Now, this season wasn't perfect. Overall, I'd say there were two major missteps, the first being Jo and the second being Angst. Jo was initially set up to be a female counterpart to the Winchesters, and a probable love interest for Dean, but unfavorable fan reaction sent her rocketing to the Cornfield. While I was fond of Jo at first (or rather, what she represented - we haven't seen any real huntresses on the level of John or Gordon), I do think Kripke pushed her down our throats a bit too hard, to the point where gagging was the only possible outcome. Add that to the fact that Alona Tal's availability is sketchy at best, and it just wasn't going to work out.
The Angst is a whole other story, and might serve well as a cautionary tale of "be careful what you wish for". One of my criticisms of the first year was that the boys weren't quite three-dimensional enough for my tastes; Sam had some pathos to keep his character arc going, but Dean was flat as a kitchen tile. This season, they overcompensated. There was a lot of crying. A lot. A LOT. And unlike James Purefoy and Polly Walker, Jared Padalecki and Jensen Ackles aren't the caliber of actors who can convey profound emotion convincingly; Padalecki proved as much by acting out a death scene as though he were falling asleep. While looking really bored. I don't know. It was awkward. Kripke did try to balance the Angst out with standard "case" episodes such as "Roadkill" and "Hollywood Babylon", humor episodes like "Tall Tales", and the FBI storyline in "The Usual Suspects", "Nightshifter" and "Folsom Prison Blues". But you just couldn't get away from all the (bad) crying and morose brooding.

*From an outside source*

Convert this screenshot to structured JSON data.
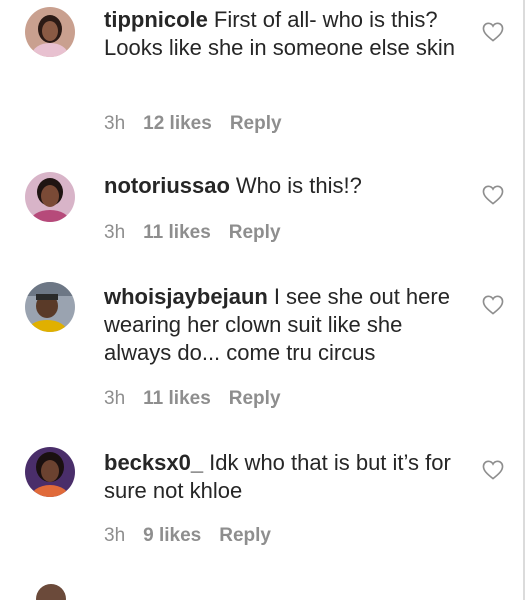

On the other hand, the Angst actually had an appropriate cause - John's death, among other things - and more to the point, it served a purpose, that being character development for Dean. Granted, it's the cheap sort of development, where tragedy upon tragedy is piled onto a protagonist until he cracks, but structurally speaking it took him to the precise place he needed to be in the season finale, where he gives everything up for Sam. Sure, devotion to his brother has always been a consistent aspect of his character, but Dean's actions gain a lot more credibility in light of how ground-down and world-weary he's become. That, I think, is what ultimately justifies the overwhelming pathos this season, though it's no less exhausting to go over in full.
As payoff, then, "All Hell Breaks Loose" is more than adequate, and if the season as a whole tilted a bit too far in one direction, it was still consistently entertaining.
What I'd like to see next season: A greater emphasis on folklore would be nice. While "Supernatural" has appropriated and adapted many urban legends, I think they could do more in that department, given the series' backdrop. Obviously, I'd also appreciate a reduction in Angst-related storylines, though the brothers' interaction has been much more solid this season. My hope, in terms of storylines, is that they won't spend too much time on Dean's death curse; it's the sort of thing that could potentially be dragged about for way too long.